Kerala government’s suspension of two IAS officers – Kerala Industries and Commerce Director K Gopalakrishnan and Agriculture Department Special Secretary N Prasanth – is yet another evidence of how deep communal poison has infected the country’s body politic. What causes alarm is that religion, as famously articulated by Karl Marx, turns out to be the opium not simply of the masses, as a section of the highly educated class in the country too appears to be not immune to this addiction. Last year, top scientists of the Indian Space Research Organisation (ISRO) unabashedly displayed their blind religious faith mixing it with the pursuit of science promoted by the government flouting the Constitution in which there is no place for any particular religion regarded as a person’s private article of faith.

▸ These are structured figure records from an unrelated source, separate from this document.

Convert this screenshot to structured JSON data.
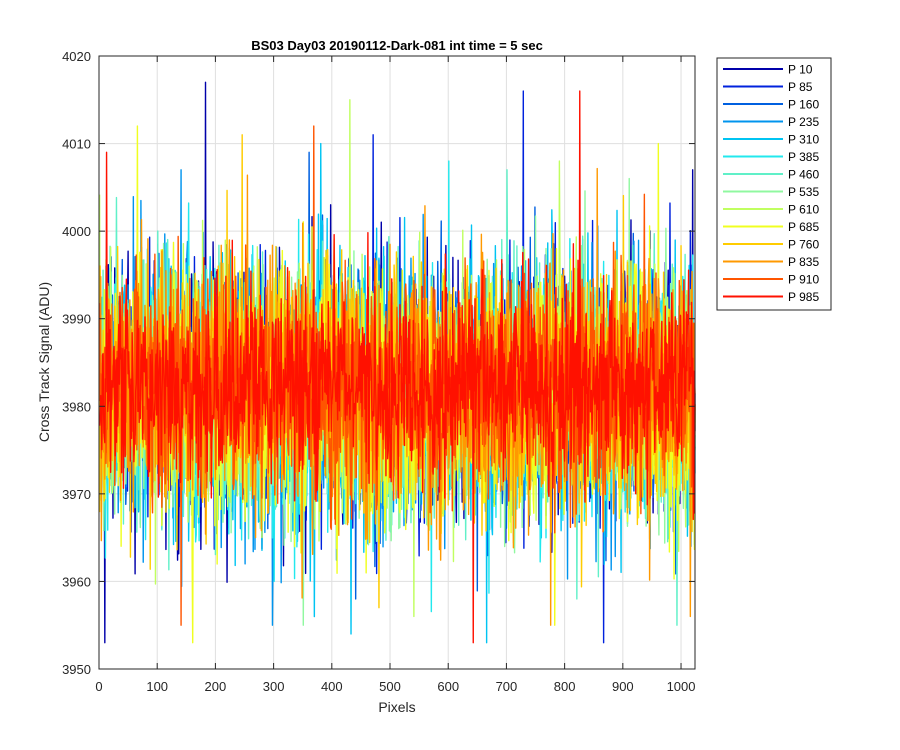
{
  "chart_data": {
    "type": "line",
    "title": "BS03 Day03 20190112-Dark-081 int time = 5 sec",
    "xlabel": "Pixels",
    "ylabel": "Cross Track Signal (ADU)",
    "xlim": [
      0,
      1024
    ],
    "ylim": [
      3950,
      4020
    ],
    "xticks": [
      0,
      100,
      200,
      300,
      400,
      500,
      600,
      700,
      800,
      900,
      1000
    ],
    "yticks": [
      3950,
      3960,
      3970,
      3980,
      3990,
      4000,
      4010,
      4020
    ],
    "grid": true,
    "legend_position": "outside-top-right",
    "n_points": 1024,
    "series": [
      {
        "name": "P 10",
        "color": "#0000AA",
        "mean": 3981.5,
        "spread": 7.0,
        "peaks": [
          [
            182,
            4017
          ],
          [
            9,
            3953
          ],
          [
            1019,
            4007
          ]
        ]
      },
      {
        "name": "P 85",
        "color": "#0022DD",
        "mean": 3981.8,
        "spread": 7.0,
        "peaks": [
          [
            728,
            4016
          ],
          [
            866,
            3953
          ],
          [
            470,
            4011
          ]
        ]
      },
      {
        "name": "P 160",
        "color": "#0060E0",
        "mean": 3981.5,
        "spread": 7.0,
        "peaks": [
          [
            360,
            4009
          ],
          [
            440,
            3958
          ]
        ]
      },
      {
        "name": "P 235",
        "color": "#0094EE",
        "mean": 3981.5,
        "spread": 7.0,
        "peaks": [
          [
            140,
            4007
          ],
          [
            250,
            3962
          ]
        ]
      },
      {
        "name": "P 310",
        "color": "#00C4F2",
        "mean": 3981.5,
        "spread": 7.0,
        "peaks": [
          [
            432,
            3954
          ],
          [
            665,
            3953
          ],
          [
            380,
            4010
          ]
        ]
      },
      {
        "name": "P 385",
        "color": "#22E8EE",
        "mean": 3981.5,
        "spread": 7.0,
        "peaks": [
          [
            600,
            4008
          ],
          [
            300,
            3960
          ]
        ]
      },
      {
        "name": "P 460",
        "color": "#60F0C8",
        "mean": 3981.5,
        "spread": 7.0,
        "peaks": [
          [
            700,
            4007
          ],
          [
            820,
            3958
          ]
        ]
      },
      {
        "name": "P 535",
        "color": "#90F8A0",
        "mean": 3981.5,
        "spread": 7.0,
        "peaks": [
          [
            350,
            3955
          ],
          [
            910,
            4006
          ]
        ]
      },
      {
        "name": "P 610",
        "color": "#C0FF60",
        "mean": 3981.5,
        "spread": 7.0,
        "peaks": [
          [
            430,
            4015
          ],
          [
            540,
            3956
          ]
        ]
      },
      {
        "name": "P 685",
        "color": "#F0FF20",
        "mean": 3981.8,
        "spread": 7.0,
        "peaks": [
          [
            65,
            4012
          ],
          [
            160,
            3953
          ],
          [
            960,
            4010
          ]
        ]
      },
      {
        "name": "P 760",
        "color": "#FFCC00",
        "mean": 3981.8,
        "spread": 7.0,
        "peaks": [
          [
            245,
            4011
          ],
          [
            480,
            3957
          ]
        ]
      },
      {
        "name": "P 835",
        "color": "#FF9900",
        "mean": 3982.0,
        "spread": 7.0,
        "peaks": [
          [
            1015,
            3956
          ],
          [
            775,
            3955
          ]
        ]
      },
      {
        "name": "P 910",
        "color": "#FF5500",
        "mean": 3982.3,
        "spread": 6.5,
        "peaks": [
          [
            368,
            4012
          ],
          [
            140,
            3955
          ]
        ]
      },
      {
        "name": "P 985",
        "color": "#FF1100",
        "mean": 3982.5,
        "spread": 5.5,
        "peaks": [
          [
            825,
            4016
          ],
          [
            12,
            4009
          ],
          [
            642,
            3953
          ]
        ]
      }
    ]
  }
}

Gopalakrishnan, a 2013-batch officer, has courted controversy this month following the formation of a WhatsApp group called “Mallu Hindu Officers.” Prasanth, a 2007-batch officer, caused a commotion during the past three days making multiple posts in the social media against another IAS officer, Additional Chief Secretary A Jayathilak, calling him a reporter of a well known newspaper for articles critical of him appearing in it.
The Kerala government took the punitive action based on reports from Chief Secretary Sarada Muraleedharan. The Revenue Minister K Rajan made it clear that the government would “not allow officials to act as they feel” and that they are bound to “work as per norms and procedure.”
The controversy snowballed after the “Mallu Hindu Officers” group was formed 30 October adding the names of several senior IAS officers, who were Hindoo, as its members. However, it was deleted within hours of its creation as several officers vehemently questioned the propriety of such a group. Days later, Gopalakrishnan filed a police complaint claiming that the group was created after his phone was hacked and that several other groups, including one called “Mallu Muslim Officers,” had also been created.
However, it appears such a plea was Gopalakrishnan’s after thought. For, the order suspending him said that a police investigation revealed there was “no evidence indicating that the device was hacked” as had been claimed. It is also revealed that repeated ‘factory reset’ of the mobile phone was done by Gopalakrishnan himself before submitting his phones for forensic examination. This technique is used to delete the existing data of a mobile in its entirety. The report shows the officer in a sinister light.
The government order on the suspension shows it is of the view that the WhatsApp group “was intended to foment division, sow disunity and break the solidarity within the cadres of the All India Services in the state.” It was also prima facie found to be creating communal formations and alignments within the cadres of the All India Services in the state.
This is indeed a damning report and confirms what is long been believed that communal parties have been trying to invade the state apparatus through indoctrination of the police and administrative cadres so as to take political control through them. Nothing can be more dangerous for the country since an administration biased towards any one religious faith not only runs counter to the country’s laws and Constitution, but is capable of doing gross injustice to the populace owing allegiance to different religious faiths and practices. Today some may favour Hindoos but when real trouble starts the same mindset could veer elsewhere, in support of some other beliefs. Historically, it has always been observed that internal sabotage alone had been responsible for the defeat of Indian kings in wars against outsiders. Unfortunately, there existed no minorities to blame at those historical times.
The country had been in the eye of a storm when ISRO scientists, including chairman S Somanath, visited Hindoo temples before the launch of the Chandrayaan-3 mission. Religious dogma is anathema to scientific temper. That is what the nation deserves and desires. A former ISRO chairman G Madhavan Nair even went to the length of justifying the scientists’ action by distorting Albert Einstein’s belief in God. Nair said that even great scientists such as Einstein were of the view that there is something beyond the visible universe and referred to it as God or creator. However, Einstein said: “I believe in Spinoza’s God who reveals himself in the orderly harmony of what exists, not in a God who concerns himself with the fates and actions of human beings.”
The Kerala episode needs to be understood well. The attitude and actions of those bureaucrats needs to be dealt with firmly and in an exemplary manner so as to ensure the sanctity of the Constitution and prevent government officers – bureaucrats or scientists – from mixing religion with public service for which they get their salaries with the money provided by the country’s tax-payers who are of every caste, religion and creed.